第2章 いってらっしゃい。 [幸村精市]
「じゃあね、精市」
「ああ、いってらっしゃい」
これが見送るがわの気持ちなんだな。
君は俺が手術を受ける時もいつもの笑顔でいってらっしゃいと言ってくれたよね。そして目覚めた時にはおかえりと言ってくれた。だから君が目覚めたら俺は笑顔でおかえりって言うから。
何時間くらいたっただろうか。
手術室の光は消え、中から担当医が出てきた。
ほのかの両親と俺はすぐに立ち上がり
担当医に駆け寄る。
「手術は順調に進んでいたのですが…」
まって。手術は成功したんだよな?
そういってくれ。
「急に異常が起きてしまい……」
異常?
「脳死状態に…。」
目の前が真っ白になった。
叫び声が聞こえる。きっとほのかの母の声だろう。
何が起こったのかよくわからない。
ほのかが?脳死?
死?
1週間後
君が脳死した現実が受け止めきれずなかなか来れなかった病院。でも覚悟を決めて病室のドアを開ける。

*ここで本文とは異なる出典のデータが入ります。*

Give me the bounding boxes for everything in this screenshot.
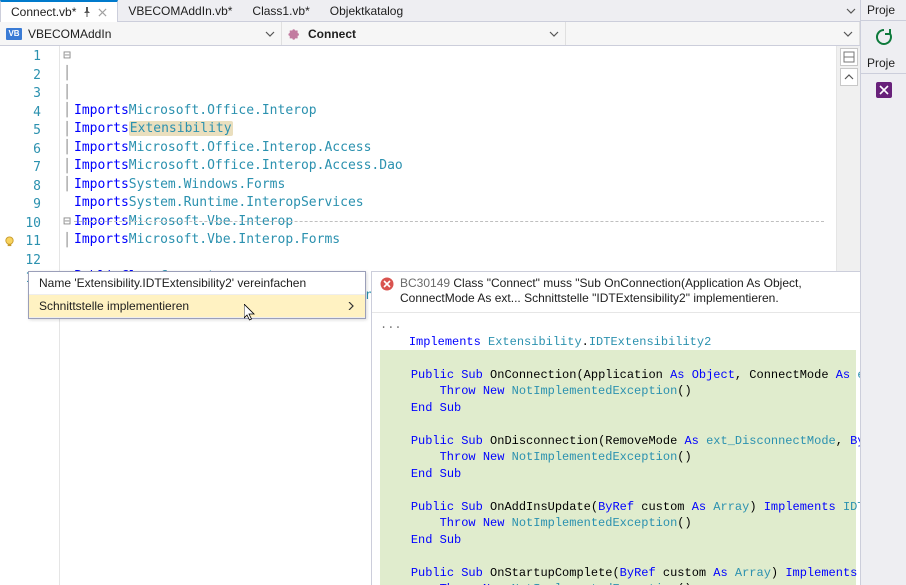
split-editor-button[interactable] xyxy=(840,48,858,66)
scroll-up-button[interactable] xyxy=(840,68,858,86)
split-icon xyxy=(843,51,855,63)
fold-toggle xyxy=(60,194,74,213)
fold-toggle: │ xyxy=(60,120,74,139)
fold-toggle: │ xyxy=(60,83,74,102)
preview-header: BC30149 Class "Connect" muss "Sub OnConn… xyxy=(372,272,860,313)
tab-overflow-dropdown[interactable] xyxy=(842,0,860,21)
chevron-down-icon xyxy=(843,29,853,39)
quick-action-simplify-name[interactable]: Name 'Extensibility.IDTExtensibility2' v… xyxy=(29,272,365,295)
nav-type-dropdown[interactable]: Connect xyxy=(282,22,566,45)
quick-action-label: Name 'Extensibility.IDTExtensibility2' v… xyxy=(39,276,306,290)
code-line[interactable]: ImportsExtensibility xyxy=(74,120,836,139)
nav-member-dropdown[interactable] xyxy=(566,22,860,45)
code-line[interactable]: ImportsSystem.Runtime.InteropServices xyxy=(74,194,836,213)
chevron-right-icon xyxy=(347,302,355,310)
side-tab-label: Proje xyxy=(867,3,895,17)
code-line[interactable]: ImportsSystem.Windows.Forms xyxy=(74,176,836,195)
tab-label: VBECOMAddIn.vb* xyxy=(128,4,232,18)
fold-toggle: │ xyxy=(60,157,74,176)
puzzle-icon xyxy=(288,27,302,41)
side-tab-projektmappe[interactable]: Proje xyxy=(861,0,906,21)
fold-toggle: │ xyxy=(60,231,74,250)
tab-label: Class1.vb* xyxy=(252,4,309,18)
nav-namespace-text: VBECOMAddIn xyxy=(28,27,259,41)
chevron-down-icon xyxy=(846,6,856,16)
error-message: Class "Connect" muss "Sub OnConnection(A… xyxy=(400,276,802,305)
chevron-up-icon xyxy=(844,72,854,82)
tab-vbecomaddin-vb[interactable]: VBECOMAddIn.vb* xyxy=(118,0,242,21)
code-line[interactable]: ImportsMicrosoft.Office.Interop.Access xyxy=(74,139,836,158)
side-toolwindow-strip: Proje Proje xyxy=(860,0,906,585)
code-editor[interactable]: 12345678910111213 ⊟│││││││⊟│ ImportsMicr… xyxy=(0,46,860,585)
quick-action-implement-interface[interactable]: Schnittstelle implementieren xyxy=(29,295,365,318)
navigation-bar: VB VBECOMAddIn Connect xyxy=(0,22,860,46)
side-tab-label: Proje xyxy=(867,56,895,70)
close-icon[interactable] xyxy=(98,8,107,17)
fold-toggle[interactable]: ⊟ xyxy=(60,46,74,65)
code-line[interactable]: ImportsMicrosoft.Office.Interop.Access.D… xyxy=(74,157,836,176)
fold-toggle[interactable]: ⊟ xyxy=(60,213,74,232)
chevron-down-icon xyxy=(549,29,559,39)
preview-body[interactable]: ... Implements Extensibility.IDTExtensib… xyxy=(372,313,860,585)
mouse-cursor-icon xyxy=(244,304,257,322)
fold-toggle xyxy=(60,250,74,269)
vb-badge-icon: VB xyxy=(6,28,22,40)
vs-purple-icon[interactable] xyxy=(874,80,894,100)
chevron-down-icon xyxy=(265,29,275,39)
fold-toggle: │ xyxy=(60,102,74,121)
tab-label: Connect.vb* xyxy=(11,5,76,19)
region-separator xyxy=(74,221,824,222)
pin-icon xyxy=(82,7,92,17)
lightbulb-icon[interactable] xyxy=(4,236,15,247)
code-line[interactable]: ImportsMicrosoft.Office.Interop xyxy=(74,102,836,121)
error-code: BC30149 xyxy=(400,276,450,290)
fold-toggle: │ xyxy=(60,65,74,84)
error-icon xyxy=(380,277,394,291)
tab-objektkatalog[interactable]: Objektkatalog xyxy=(320,0,413,21)
code-line[interactable]: ImportsMicrosoft.Vbe.Interop.Forms xyxy=(74,231,836,250)
side-tab-projektmappe-2[interactable]: Proje xyxy=(861,53,906,74)
code-line[interactable] xyxy=(74,250,836,269)
tab-label: Objektkatalog xyxy=(330,4,403,18)
error-text: BC30149 Class "Connect" muss "Sub OnConn… xyxy=(400,276,852,306)
document-tabs: Connect.vb* VBECOMAddIn.vb* Class1.vb* O… xyxy=(0,0,860,22)
code-fix-preview-panel: BC30149 Class "Connect" muss "Sub OnConn… xyxy=(371,271,860,585)
tab-class1-vb[interactable]: Class1.vb* xyxy=(242,0,319,21)
refresh-icon[interactable] xyxy=(874,27,894,47)
nav-namespace-dropdown[interactable]: VB VBECOMAddIn xyxy=(0,22,282,45)
quick-action-label: Schnittstelle implementieren xyxy=(39,299,189,313)
tab-connect-vb[interactable]: Connect.vb* xyxy=(0,0,118,22)
quick-actions-popup: Name 'Extensibility.IDTExtensibility2' v… xyxy=(28,271,366,319)
fold-toggle: │ xyxy=(60,176,74,195)
fold-toggle: │ xyxy=(60,139,74,158)
nav-type-text: Connect xyxy=(308,27,543,41)
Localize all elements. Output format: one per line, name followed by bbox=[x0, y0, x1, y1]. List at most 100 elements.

息をしているというのか息をさせられているというのか。わからない。
君と大きな機械が繋がれていて
なんでおかえりと、言わせてくれないの。
ねえ、医者になって人の役に立つんじゃないの?
俺がいつ倒れてもいいようにって…
「言ったじゃないか…」
もう返事も帰ってこない君に返事を求めてみても。何も帰ってこない。
「精市くん…」
ほのかのご両親が僕の目の前に立っていた。優しい顔つきは君にそっくりだね。
「今まで、ありがとうね。
あの子ったらずっと精市くんの役にたちたいって病気の人の役に立ちたいって言って医者になるために頑張って勉強してたのよ。」
困ったように微笑んだほのかのお母さん。
「だからね、臓器提供しようと思ってるの。」
「え?」
病気や事故で臓器が機能しなくなった人に、臓器を提供するってことだよな…。
「人の役に立ちたいって言ってたあの子にぴったりだと思わない?
ほのかの人生は終わってしまったかもしれないけど、ほかのだれかの人生の役に立てるんだから。」
「そうですね。」
そうだ。君はいなくなってしまうかもしれないけど。君の夢は叶えることが出来るね。誰かの役に立つという夢。